A. Tenor der Stellungnahme

Der Deutsche Richterbund unterstützt den Gesetzentwurf zur Neuregelung der notwendigen Verteidigung in weiten Teilen. Er begrüßt insbesondere, dass kein neues Institut der Prozesskostenhilfe in das Strafverfahren eingeführt wird, sondern dass es bei den bewährten Instrumenten der Pflichtverteidigung und der Bestellung eines Rechtsbeistands bleiben soll.

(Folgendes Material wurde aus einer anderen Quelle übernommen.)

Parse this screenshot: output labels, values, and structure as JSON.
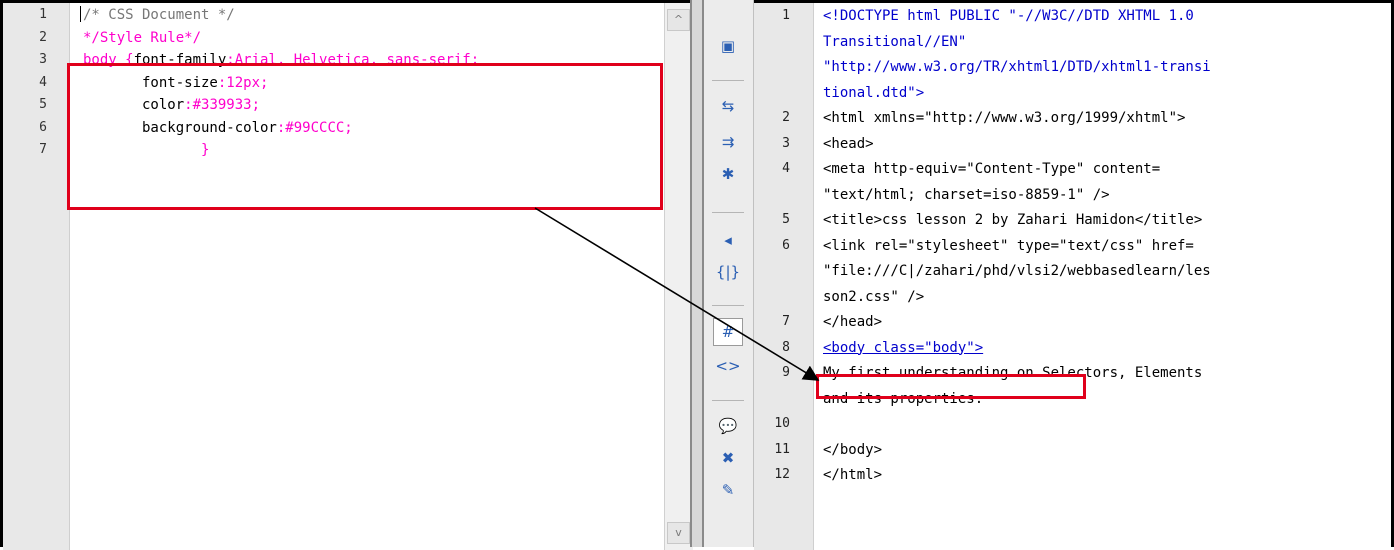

Der Deutsche Richterbund ist allerdings der Auffassung, dass die notwendige Verteidigung nicht weiter gehen sollte, als europarechtlich geboten, und fordert klarere und für die Praxis einfacher zu handhabende Regelungen. Insbesondere ist die mit dem Gesetzentwurf in Verbindung mit § 141 Abs. 1 und Abs. 2 StPO-Entwurf verbundene allgemeine Ausweitung auf das Ermittlungsverfahren von der Richtlinie nicht geboten und abzulehnen.

B. Bewertung im Einzelnen

Das Bundesministerium der Justiz und für Verbraucherschutz hat einen Referentenentwurf zu einem Gesetz zur Neuregelung des Rechts der notwendigen Verteidigung vorgelegt, der Vorgaben der Richtlinie (EU) 2016/1919 des Europäischen Parlaments und des Rates vom 26.10.2016 umsetzen soll und dabei auch Vorschriften des Gesetzes über die internationale Rechtshilfe in Strafsachen (IRG) betrifft. Regelungsgegenstände sind insbesondere die Vorverlagerung des Zeitpunkts der Bestellung eines Pflichtverteidigers, die Kodifizierung des Pflichtverteidigerwechsels sowie die Schaffung eines eigenen Antragsrechts des Beschuldigten auf Bestellung eines Pflichtverteidigers im Ermittlungsverfahren.

Der Richterbund begrüßt, dass der Gesetzentwurf kein neues Recht auf Prozesskostenhilfe im Strafverfahren einführt, sondern an dem bewährten Konzept der Pflichtverteidigung im Strafverfahren und des Rechtsbeistands im IRG-Verfahren festhält.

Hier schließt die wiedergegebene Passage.